Figure 5. A snapshot of the image section front-end.

Scatter Plots

To examine how the MRI volumes in a cohort relate to one another as well as to examine site- or scanner-specific trends, 2 different "embeddings" were computed based on the t-SNE and UMAP algorithms within the Python backend. Both these algorithms take as input all 23 measures for each patient and output a 2-dimensional embedding space (visualized as a scatter plot) where similarities between patients are preserved. While t-SNE yields a relatively robust representation of overall cohort structure, UMAP additionally provides a topological data structure for the cohort. t-SNE was implemented using the sklearn.manifold Python package with default parameters (e.g. n_components = 2, perplexity = 30, random_state = 0), while UMAP utilized the umap-learn Python package in the backend with default parameters (n_components = 1, n_neighbors= 15, min_dist= 0.1, metric = "euclidean"). These scatter plots are visualized based on the Plotly popular framework. Each panel has basic plot control functions.
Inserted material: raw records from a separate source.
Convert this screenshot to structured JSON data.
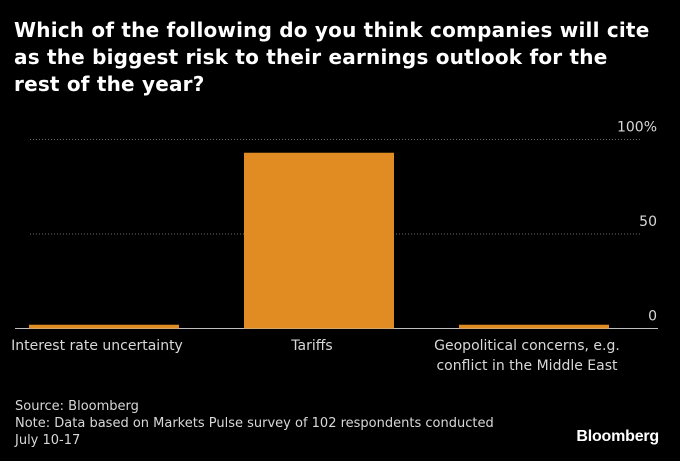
{
  "chart_data": {
    "type": "bar",
    "title": "Which of the following do you think companies will cite as the biggest risk to their earnings outlook for the rest of the year?",
    "categories": [
      [
        "Interest rate uncertainty"
      ],
      [
        "Tariffs"
      ],
      [
        "Geopolitical concerns, e.g.",
        "conflict in the Middle East"
      ]
    ],
    "values": [
      2,
      93,
      2
    ],
    "ylim": [
      0,
      100
    ],
    "yticks": [
      0,
      50,
      100
    ],
    "ytick_labels": [
      "0",
      "50",
      "100%"
    ],
    "grid": true,
    "xlabel": "",
    "ylabel": ""
  },
  "colors": {
    "bar": "#e08c22",
    "grid": "#6b6b6b",
    "axis": "#bfbfbf",
    "text": "#ffffff",
    "muted": "#d8d8d8"
  },
  "footer": {
    "source": "Source: Bloomberg",
    "note_line1": "Note: Data based on Markets Pulse survey of 102 respondents conducted",
    "note_line2": "July 10-17"
  },
  "brand": "Bloomberg"
}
Figure 6. Scatter plots and control tools. Highlighted nodes correspond to the selected patient from the Figures above.

User-Specified Settings

By default, MRQy extracts a series of metadata information as well as image quality measures, as described above. Additional tag fields or private metadata can also be pulled from each scan based on specifying them via a .txt file input as follows:

python QC.py output_folder_name "input directory" -t "tags .txt address"

In addition, the user can supply a configuration for the foreground detection algorithm - either to detect objects separately or as a single object. By using the following command, the tool computes the foreground region for each image object separately:

python QC.py output_folder_name "input directory" -c "True"

The default value for the -c flag is False in which the whole body part is considered as the foreground mask.

Moreover, the user can specify if the foreground masks are needed to be saved or not by:

python QC.py output_folder_name "input directory" -s "True"

The default value for the -s flag is False in which the foreground mask won't save in the output directory.

The user can also work with the input folder names as the subject's ID. This functionality may be useful for the same subjects with different series of scans (e.g. in DICOM files). The syntax for this option is as follows:

python QC.py output_folder_name "input directory" -f "True"

The default value for the -f flag is False.

In some experiments applying a QC action over a fraction of the whole volume is needed. By the following command, one can force MRQy to analyze desired_value percent of the middle of the volume scans.

python QC.py output_folder_name "input directory" -u  desired_value_percent

The default value for the -n flag is 100% in which the whole volume is considered as the input.

In order to have quick QC results, the user can run MRQy over some samples of the scans instead of all scans through the bellow command:

python QC.py output_folder_name "input directory" -b  sample_size

The default value for the -b flag is sample_size = 1 in which all the scans are considered as the input samples.